You're Question Took Too Long using AWS ELB

alexandralouise · October 3, 2016, 12:51pm

Hello

I continue to receive a time out error from Metabase.

I am querying a very large table and it can take from 2 - 3 minutes to run. However, my queries through Metabase result in a “You’re Question Took Too Long” error.

I have looked at my ELB instance as per @camsaul’s suggestion and have adjusted the configuration of the EC2 Instance to only idle time out after 3600 seconds (the maximum), however I am still getting the same error through Metabase. It times out after 60 seconds exactly.

Any recommendations at this point in time would be greatly appreciated as it is our primary table that we are unable to run queries on through Metabase, and it is such a great tool that we really would like to use.

Thanks

Alexa

camsaul · October 3, 2016, 6:33pm

@alexandralouise I think you’re getting me mixed up with @sameer

sameer · October 3, 2016, 6:49pm

Some thoughts –

My mental model of the chain of possible timeouts
MB Frontend <-> Browser <-> ELB <-> nginx <-> docker network mapping <-> Jetty <-> Jetty connection handler pool<-> DB Connection Pool <-> Data warehouse (this is pretty opaque for me)

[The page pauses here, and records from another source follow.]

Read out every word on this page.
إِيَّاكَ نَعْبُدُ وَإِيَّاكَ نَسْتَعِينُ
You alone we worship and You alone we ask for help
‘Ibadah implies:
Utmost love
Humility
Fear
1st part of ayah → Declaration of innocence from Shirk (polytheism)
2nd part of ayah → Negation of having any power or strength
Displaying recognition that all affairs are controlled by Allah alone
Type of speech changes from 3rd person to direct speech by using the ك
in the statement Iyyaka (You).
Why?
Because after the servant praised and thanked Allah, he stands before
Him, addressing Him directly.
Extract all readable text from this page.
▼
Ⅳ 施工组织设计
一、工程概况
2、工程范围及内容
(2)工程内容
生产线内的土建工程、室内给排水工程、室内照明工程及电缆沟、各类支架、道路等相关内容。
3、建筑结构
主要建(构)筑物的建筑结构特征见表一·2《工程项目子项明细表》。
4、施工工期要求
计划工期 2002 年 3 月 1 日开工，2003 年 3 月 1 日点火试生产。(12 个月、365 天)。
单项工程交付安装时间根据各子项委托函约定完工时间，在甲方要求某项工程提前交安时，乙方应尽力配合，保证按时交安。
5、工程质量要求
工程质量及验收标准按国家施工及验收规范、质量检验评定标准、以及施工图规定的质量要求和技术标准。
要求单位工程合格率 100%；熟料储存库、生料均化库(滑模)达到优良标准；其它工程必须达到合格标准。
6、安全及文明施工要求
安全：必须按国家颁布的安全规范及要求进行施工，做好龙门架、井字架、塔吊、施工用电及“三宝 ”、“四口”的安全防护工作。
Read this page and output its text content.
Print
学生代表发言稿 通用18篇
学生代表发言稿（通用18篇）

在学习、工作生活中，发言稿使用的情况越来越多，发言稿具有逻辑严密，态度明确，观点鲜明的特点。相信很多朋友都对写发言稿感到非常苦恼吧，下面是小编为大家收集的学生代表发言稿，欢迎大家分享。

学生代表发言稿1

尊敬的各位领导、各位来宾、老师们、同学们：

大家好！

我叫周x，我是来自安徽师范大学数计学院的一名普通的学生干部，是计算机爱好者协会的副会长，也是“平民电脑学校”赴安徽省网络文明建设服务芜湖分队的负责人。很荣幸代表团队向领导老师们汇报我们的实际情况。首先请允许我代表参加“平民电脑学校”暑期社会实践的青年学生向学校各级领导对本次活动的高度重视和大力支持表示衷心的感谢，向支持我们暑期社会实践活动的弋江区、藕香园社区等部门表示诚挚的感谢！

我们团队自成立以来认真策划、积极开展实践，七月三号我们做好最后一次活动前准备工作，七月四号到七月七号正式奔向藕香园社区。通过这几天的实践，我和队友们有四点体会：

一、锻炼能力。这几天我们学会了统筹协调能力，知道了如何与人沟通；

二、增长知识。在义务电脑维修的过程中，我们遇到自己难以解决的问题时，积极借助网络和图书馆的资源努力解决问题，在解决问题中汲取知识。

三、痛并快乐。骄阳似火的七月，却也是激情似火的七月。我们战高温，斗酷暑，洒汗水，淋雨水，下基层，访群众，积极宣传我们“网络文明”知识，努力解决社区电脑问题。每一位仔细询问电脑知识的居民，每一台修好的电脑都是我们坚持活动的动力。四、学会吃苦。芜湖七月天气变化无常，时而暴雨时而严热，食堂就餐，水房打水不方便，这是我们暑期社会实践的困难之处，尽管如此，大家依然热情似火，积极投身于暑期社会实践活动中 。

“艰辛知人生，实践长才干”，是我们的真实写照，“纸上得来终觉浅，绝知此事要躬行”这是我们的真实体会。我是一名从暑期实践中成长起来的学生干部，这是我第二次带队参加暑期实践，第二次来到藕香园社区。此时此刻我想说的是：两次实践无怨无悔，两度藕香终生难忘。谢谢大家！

Something somewhere in there is barfing and throwing a timeout.

It might take a bit of digging to figure out what’s going on. Can you open up Developer tools (if in chrome) and reload the page, and see what the actual response from the dataset query is returning? It might have more information about where in the chain a timeout is occuring.

alexandralouise · October 4, 2016, 6:05am

Hi @sameer - see the error I am receiving - does this mean it is related to my ELB instance?

https://postimg.org/image/3n4yjo1fx/

https://postimg.org/image/fxns3lt63/

alexandralouise · October 4, 2016, 7:29am

@sameer found the solution!

We were getting a 504 Gateway Timeout error using Nginx as Proxy.

For Nginx as Proxy for a Metabase Docker web server, this is what you have to try to fix the 504 Gateway Timeout error:

Add these variables to nginx.conf file:

proxy_connect_timeout 600;
proxy_send_timeout 600;
proxy_read_timeout 600;
send_timeout 600;

This fixed our error.

Alexa

sameer · October 5, 2016, 3:01am

which nginx config file is this?

https://github.com/metabase/metabase/blob/master/bin/aws-eb-docker/.ebextensions/metabase_config/nginx/default_server ?

alexandralouise · October 5, 2016, 6:25am

HI @sameer

I think it was that one - you add that code inside the location /api/health brackets.

Alexa

jasonjano · December 24, 2016, 6:29pm

We are experiencing the same issue on ELB using Metabase 21.1. We had updated from 20.1 to 21.1 and, once done, even the simplest queries started to timeout. I even went so far as to do a manual “select top 1 * from X” and receive nothing. A direct SQL connection does that query and returns a row in 20ms or so. When reverting back to the old version, we are still experiencing the same issue. I am thinking next step is to reset our database connection but I really don’t want to lose all the saved questions.

Any ideas?

jasonjano · December 24, 2016, 9:02pm

Figured it out. We have a DB on Rackspace. The act of upgrading the server on ELB popped our server onto a different network and, hence, away from the firewall rules we had setup on Rackspace.

marko · March 31, 2017, 11:14pm

Hey @alexandralouise, your answer helped resolve the problem for us too. Thanks!

However, in order to avoid manually doing the same steps every time auto-scaling kicks in or environment is rebuilt we do the following now:

We open up the latest metabase version zip and add the following two files to .ebextensions folder:

00_elb-timeout.config:

option_settings:
  - namespace: aws:elb:policies
   option_name: ConnectionSettingIdleTimeout
   value: 1200

00_nginx-timeout.config:

files: 
  "/etc/nginx/conf.d/longtimeout.conf" :
    mode: "000644"
    owner: root
    group: root
    content: |
      proxy_connect_timeout 1200;
      proxy_send_timeout 1200;
      proxy_read_timeout 1200;
      send_timeout 1200;

Now the newly deployed application version will add the appropriate settings automatically to all instances and during any scaling events.

I suppose that the next step would be to use an environment variable to control the timeout (which defaults to, say, 600) and add this configuration to the official Metabase package.